Web Design

VPS: It's Awesome, and It Might Kill Me

So, I made the leap from shared hosting to a virtual private server.  Why?  A few reasons:

  1. You'll never get great performance from shared hosting
  2. I've gained confidence in my own ability to devops
  3. I'm trying to improve my skill set
  4. It's actually cheaper; $7/mo for Hostgator shared hosting vs. $5/mo for Digital Ocean
  5. It's fun!  (I need to get out more.)

My first reaction?

Not even kidding.  It was literally as fun as flying an alien spaceship out of a secret government facility with Jeff Goldblum.  Why?

Simply put: I can do cool stuff now.  Varnish.  Memcached.  New Relic.  Control my own environment, including resources and firewall.  If I want I can double my resources for $10/mo, but I won't need to.  I'm hosting 8 websites off a single server, and every single one of them screams.  Here's a quote from an actual client:

IT’S FANTASTIC! You’re right; much, much faster.  In fact, instant!!!!!    THANK YOU!

Of course, it's got its challenges.  The biggest was mail.  I had lots of mail forwarders set up, and several domains use Google Apps.  Now I need to figure out how to manage all those myself.
 
The answer: postfix.  Well, there are multiple answers, of course, but postfix seems to be popular for being simple.  Of course it's not really that simple.  First you have to set up the postfix daemon itself, with text-only configuration files.  Then you have to set up an authentication engine.  I chose dovecot because it had the clearest "howto."  Plus several hours of banging my head against a wall.  Literally.  (Turns out the banging didn't help.)
 
So, how to do it?  Here's how:
 

How to Set Up Mail Forwarding on a VPS

First, what this isn't: This isn't a full-fledged mail server.  No POP3, no IMAP.  No local storage of emails.  No spam filtering, no antivirus.  All my forwards are going to gmail, which already has excellent spam filtering and antivirus.  Maybe one day when I'm bored I'll add these things, but honestly at this point I'm afraid to sneeze at the server.  This feeling will pass.  Give me 24 hours and I'm sure I'll be messing with it in ways that would make Marilyn Manson say "dude, tone it down."

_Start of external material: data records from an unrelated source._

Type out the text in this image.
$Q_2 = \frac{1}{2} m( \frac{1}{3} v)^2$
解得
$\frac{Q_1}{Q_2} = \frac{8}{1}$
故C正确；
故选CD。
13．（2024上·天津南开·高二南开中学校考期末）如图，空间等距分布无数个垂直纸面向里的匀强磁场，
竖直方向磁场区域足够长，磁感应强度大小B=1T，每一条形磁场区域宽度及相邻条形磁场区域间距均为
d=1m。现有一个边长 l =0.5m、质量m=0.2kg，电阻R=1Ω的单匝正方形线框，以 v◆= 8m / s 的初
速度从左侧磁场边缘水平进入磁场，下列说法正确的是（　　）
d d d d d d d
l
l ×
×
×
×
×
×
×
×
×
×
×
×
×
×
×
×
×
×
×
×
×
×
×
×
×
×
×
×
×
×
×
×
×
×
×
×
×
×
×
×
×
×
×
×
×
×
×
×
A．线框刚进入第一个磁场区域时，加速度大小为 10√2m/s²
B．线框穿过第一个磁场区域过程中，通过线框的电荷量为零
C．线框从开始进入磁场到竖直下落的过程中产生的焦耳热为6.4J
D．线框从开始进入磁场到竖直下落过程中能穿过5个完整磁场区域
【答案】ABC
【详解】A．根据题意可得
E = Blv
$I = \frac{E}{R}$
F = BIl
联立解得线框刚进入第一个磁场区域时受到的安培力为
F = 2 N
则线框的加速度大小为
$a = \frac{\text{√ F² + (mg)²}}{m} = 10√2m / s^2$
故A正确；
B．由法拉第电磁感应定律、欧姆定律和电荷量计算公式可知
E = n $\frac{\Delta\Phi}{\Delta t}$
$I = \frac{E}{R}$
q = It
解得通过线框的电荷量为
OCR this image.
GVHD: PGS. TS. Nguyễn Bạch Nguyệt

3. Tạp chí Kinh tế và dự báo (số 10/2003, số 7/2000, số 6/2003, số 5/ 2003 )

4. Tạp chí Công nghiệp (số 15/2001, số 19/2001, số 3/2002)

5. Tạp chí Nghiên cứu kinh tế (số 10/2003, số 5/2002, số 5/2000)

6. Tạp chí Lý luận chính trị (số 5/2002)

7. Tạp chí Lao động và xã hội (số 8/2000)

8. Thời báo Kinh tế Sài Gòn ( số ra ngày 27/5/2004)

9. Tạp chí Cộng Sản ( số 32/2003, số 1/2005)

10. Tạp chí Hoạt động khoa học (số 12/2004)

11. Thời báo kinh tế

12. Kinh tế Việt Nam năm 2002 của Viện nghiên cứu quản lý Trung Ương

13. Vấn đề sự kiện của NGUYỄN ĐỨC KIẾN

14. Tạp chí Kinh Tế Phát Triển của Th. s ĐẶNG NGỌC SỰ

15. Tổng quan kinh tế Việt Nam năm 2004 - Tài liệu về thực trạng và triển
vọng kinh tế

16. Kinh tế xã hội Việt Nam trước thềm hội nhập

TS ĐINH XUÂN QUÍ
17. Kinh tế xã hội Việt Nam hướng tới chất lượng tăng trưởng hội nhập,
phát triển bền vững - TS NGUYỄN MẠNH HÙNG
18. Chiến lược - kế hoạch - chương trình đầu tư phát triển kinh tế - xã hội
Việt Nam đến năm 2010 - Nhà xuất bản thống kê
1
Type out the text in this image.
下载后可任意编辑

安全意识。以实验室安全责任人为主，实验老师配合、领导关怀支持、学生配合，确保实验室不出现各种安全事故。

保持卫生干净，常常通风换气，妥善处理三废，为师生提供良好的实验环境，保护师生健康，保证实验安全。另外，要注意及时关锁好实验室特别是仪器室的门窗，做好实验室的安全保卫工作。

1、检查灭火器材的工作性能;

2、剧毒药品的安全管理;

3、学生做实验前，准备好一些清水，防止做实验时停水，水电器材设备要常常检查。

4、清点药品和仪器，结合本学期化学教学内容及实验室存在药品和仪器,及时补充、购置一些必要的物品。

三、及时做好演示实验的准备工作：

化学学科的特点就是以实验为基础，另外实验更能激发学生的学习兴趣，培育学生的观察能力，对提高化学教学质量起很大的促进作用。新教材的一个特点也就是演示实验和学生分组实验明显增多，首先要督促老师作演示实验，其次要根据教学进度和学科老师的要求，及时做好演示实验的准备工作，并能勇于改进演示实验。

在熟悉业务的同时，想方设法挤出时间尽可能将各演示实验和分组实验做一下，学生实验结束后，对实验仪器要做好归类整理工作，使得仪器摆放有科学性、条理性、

This is a mail forwarder.  It's also an SMTP server; I can send emails from my virtual domains, eg. me@mydomain.com.  The trick is making sure the spammers don't get in; I made that mistake back in 2003, when I was running an IIS server out of my apartment.  Good times.

OK, so how did I stumble into success?

Install Postfix

Read this excellent tutorial from Digital Ocean.  Turns out Digital Ocean is really cool like that.  They don't just hand you the keys to the porsche (although they do that); they also hand you a map and driving directions to the nearest gas station and the freeway.  In this case, they had a tutorial for the specific operating system I was using.

Short version: install the daemon using apt-get.  Edit the text-only configuration file.  Restart the daemon.

Add virtual aliases

Turns out it doesn't matter if you've already edited your MX records to point to Google Apps.  The mail request still goes through postfix first.  So you need a "virtual" file where you list your aliases.  Eg. special@mydomain.com forwards to regular@gmail.com.

Tip: You have to load your "virtual" file into postfix after you edit, and then restart the postfix daemon again.

Add Dovecot

You have to add an authentication engine.  No, really.  There's a sasl_passwd file, but that's not enough.  You have linux accounts, but that's not enough either.  You need a separate engine to handle the actual smtp sasl authentication.  Starting to sound like gibberish?  That's ok, I don't really know what any of this means, I just know that when I followed a few tutorials and banged at it for a few hours, it ended up working.

Anyway, yeah.  You need Dovecot.

Conclusion

It wasn't really that bad.  If i had to do it again, I could do it pretty quickly and easily using these tutorials:

https://www.digitalocean.com/community/tutorials/how-to-install-and-setu...

https://www.howtoforge.com/community/threads/postfix-user-unknown-in-vir...

https://samhobbs.co.uk/2013/12/raspberry-pi-email-server-part-2-dovecot

The painful part was the trial and error, setting up something I knew nothing about, and which was a dubious idea in the first place.  But it worked, and I'm going to bed.